In seinen Artikeln 9 und 10 enthält das
neue »Gesetz über die Kohlenwasserstoffe« die ausdrückliche Bestimmung, die Preise
für Energie und Erdölprodukte im Inland etwa Treibstoffe sollten künftig durch
eine neu gebildete unabhängige Behörde festgelegt werden. Dieser wird vom Gesetz zur Auflage
gemacht, den ausländischen Kapitalanlegern »die Rentabilisierung ihrer bisher erfolgten und ihrer
künftigen Investitionen« zu erlauben. Die Zeche soll also, ganz unverhohlen, die algerische
Bevölkerung bezahlen. Bereits eine Woche nach Verabschiedung des neuen Gesetzes wurde bereits eine
Erhöhung des Gaspreises für die algerischen Bürger um 5% bekannt gegeben, die aber erst den
Anfang bilden wird. Für die im Ölverarbeitungssektor tätigen Firmen wurde dagegen eine
Absenkung der Energiepreise angekündigt.
Eine »Liberalisierung« des
algerischen Energiesektors ist auch im Artikel 61 des Assoziierungsabkommens mit der Europäischen
Union festgeschrieben.
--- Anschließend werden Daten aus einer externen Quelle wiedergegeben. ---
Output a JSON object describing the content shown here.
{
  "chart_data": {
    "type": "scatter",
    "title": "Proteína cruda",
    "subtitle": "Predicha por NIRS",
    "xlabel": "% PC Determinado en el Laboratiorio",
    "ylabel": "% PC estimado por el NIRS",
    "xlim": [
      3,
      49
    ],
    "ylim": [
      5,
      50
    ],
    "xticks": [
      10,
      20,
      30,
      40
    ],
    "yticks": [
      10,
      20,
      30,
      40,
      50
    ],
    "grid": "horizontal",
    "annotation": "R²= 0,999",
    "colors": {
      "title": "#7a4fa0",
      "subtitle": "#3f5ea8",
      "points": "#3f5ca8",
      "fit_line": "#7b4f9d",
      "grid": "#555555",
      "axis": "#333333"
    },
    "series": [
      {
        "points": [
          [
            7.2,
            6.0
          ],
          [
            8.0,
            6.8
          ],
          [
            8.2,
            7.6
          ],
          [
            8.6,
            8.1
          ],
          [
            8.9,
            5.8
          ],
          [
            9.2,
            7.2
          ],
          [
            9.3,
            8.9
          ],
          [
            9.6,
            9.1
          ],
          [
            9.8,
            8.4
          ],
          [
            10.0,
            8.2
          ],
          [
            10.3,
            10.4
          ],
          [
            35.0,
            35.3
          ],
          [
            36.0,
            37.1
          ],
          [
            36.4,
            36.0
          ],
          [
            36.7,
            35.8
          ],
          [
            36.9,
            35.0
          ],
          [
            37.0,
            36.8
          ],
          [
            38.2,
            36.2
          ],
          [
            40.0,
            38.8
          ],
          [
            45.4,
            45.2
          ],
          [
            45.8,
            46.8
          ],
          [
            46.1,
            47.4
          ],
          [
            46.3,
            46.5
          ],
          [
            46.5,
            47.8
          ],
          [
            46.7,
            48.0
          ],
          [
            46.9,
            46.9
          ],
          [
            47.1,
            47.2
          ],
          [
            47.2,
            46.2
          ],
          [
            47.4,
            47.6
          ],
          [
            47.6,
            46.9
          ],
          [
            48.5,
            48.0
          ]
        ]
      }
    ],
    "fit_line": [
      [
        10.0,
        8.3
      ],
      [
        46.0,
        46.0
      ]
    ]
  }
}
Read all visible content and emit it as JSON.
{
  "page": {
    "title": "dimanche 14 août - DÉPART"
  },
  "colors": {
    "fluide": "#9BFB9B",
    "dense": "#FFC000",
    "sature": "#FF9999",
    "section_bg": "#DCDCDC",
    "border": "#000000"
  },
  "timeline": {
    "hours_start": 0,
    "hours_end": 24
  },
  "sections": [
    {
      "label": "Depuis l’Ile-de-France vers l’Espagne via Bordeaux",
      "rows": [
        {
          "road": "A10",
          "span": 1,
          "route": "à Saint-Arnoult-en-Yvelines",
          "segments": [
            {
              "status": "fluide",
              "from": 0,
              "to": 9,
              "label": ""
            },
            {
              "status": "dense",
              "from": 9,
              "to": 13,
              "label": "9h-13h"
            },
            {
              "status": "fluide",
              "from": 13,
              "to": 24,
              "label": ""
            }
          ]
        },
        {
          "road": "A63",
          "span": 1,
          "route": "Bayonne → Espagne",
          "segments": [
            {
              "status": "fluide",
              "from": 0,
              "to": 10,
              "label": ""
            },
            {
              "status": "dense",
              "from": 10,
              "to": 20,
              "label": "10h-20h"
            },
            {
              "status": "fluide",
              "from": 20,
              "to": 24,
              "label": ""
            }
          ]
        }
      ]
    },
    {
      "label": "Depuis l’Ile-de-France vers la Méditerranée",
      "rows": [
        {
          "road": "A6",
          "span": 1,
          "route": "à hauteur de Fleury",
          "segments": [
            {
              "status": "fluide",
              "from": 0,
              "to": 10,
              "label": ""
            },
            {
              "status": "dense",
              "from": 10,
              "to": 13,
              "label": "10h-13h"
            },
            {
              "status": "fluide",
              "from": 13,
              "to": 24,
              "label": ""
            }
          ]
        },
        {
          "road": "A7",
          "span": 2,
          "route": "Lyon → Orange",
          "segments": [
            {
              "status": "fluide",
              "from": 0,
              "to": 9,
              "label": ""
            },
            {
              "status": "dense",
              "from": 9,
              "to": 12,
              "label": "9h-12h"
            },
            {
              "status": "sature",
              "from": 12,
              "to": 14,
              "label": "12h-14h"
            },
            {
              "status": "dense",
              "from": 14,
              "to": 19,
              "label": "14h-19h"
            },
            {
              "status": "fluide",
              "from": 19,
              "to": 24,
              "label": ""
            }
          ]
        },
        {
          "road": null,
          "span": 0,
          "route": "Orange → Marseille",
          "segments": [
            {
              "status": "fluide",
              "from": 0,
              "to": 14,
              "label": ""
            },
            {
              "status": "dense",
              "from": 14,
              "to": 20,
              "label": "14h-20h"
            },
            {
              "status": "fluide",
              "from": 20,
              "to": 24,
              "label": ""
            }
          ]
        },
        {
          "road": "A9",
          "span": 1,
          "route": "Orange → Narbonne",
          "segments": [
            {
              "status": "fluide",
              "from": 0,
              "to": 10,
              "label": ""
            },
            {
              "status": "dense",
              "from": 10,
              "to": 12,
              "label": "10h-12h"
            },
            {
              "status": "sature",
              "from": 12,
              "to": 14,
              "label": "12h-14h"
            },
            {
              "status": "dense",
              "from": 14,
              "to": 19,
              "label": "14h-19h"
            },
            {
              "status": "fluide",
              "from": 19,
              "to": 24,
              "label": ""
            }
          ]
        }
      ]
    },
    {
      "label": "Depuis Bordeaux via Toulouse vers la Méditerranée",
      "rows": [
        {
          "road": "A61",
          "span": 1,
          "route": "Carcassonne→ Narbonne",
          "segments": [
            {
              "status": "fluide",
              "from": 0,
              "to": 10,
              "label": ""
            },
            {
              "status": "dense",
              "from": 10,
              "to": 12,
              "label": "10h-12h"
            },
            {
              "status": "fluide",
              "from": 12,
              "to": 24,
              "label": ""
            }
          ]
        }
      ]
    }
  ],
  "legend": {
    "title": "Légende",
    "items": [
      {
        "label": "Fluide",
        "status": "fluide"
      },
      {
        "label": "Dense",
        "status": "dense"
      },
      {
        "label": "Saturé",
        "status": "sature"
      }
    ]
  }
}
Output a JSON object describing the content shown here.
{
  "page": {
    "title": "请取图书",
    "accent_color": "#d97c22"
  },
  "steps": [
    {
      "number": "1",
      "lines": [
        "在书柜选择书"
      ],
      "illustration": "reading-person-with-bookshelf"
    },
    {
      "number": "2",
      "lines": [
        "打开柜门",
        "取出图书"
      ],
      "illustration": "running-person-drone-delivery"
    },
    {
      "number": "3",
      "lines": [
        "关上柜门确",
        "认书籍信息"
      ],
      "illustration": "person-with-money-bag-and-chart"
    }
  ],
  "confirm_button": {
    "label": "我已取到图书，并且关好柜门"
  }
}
Der Vertrag, der am 14.März durch das algerische Parlament und wenige Wochen
später durch die Niederlande als letztem EU-Land ratifiziert worden ist, wird nunmehr am 1.Juli diesen
Jahres in Kraft treten. Er sieht daneben die Bildung einer Freihandelszone zwischen der EU und dem
nordafrikanischen Land vor. Bereits zu Beginn werden die Zölle, welche die heimischen
Produktionskapazitäten in Algerien vor der mit weit höherer Produktivität ausgestatteten
nördlichen Konkurrenz schützen, auf eine Höchstgrenze von 30% festgelegt. Bis zum Jahr 2017
soll der Zugang zum algerischen Binnenmarkt für europäische Exporteure völlig frei sein.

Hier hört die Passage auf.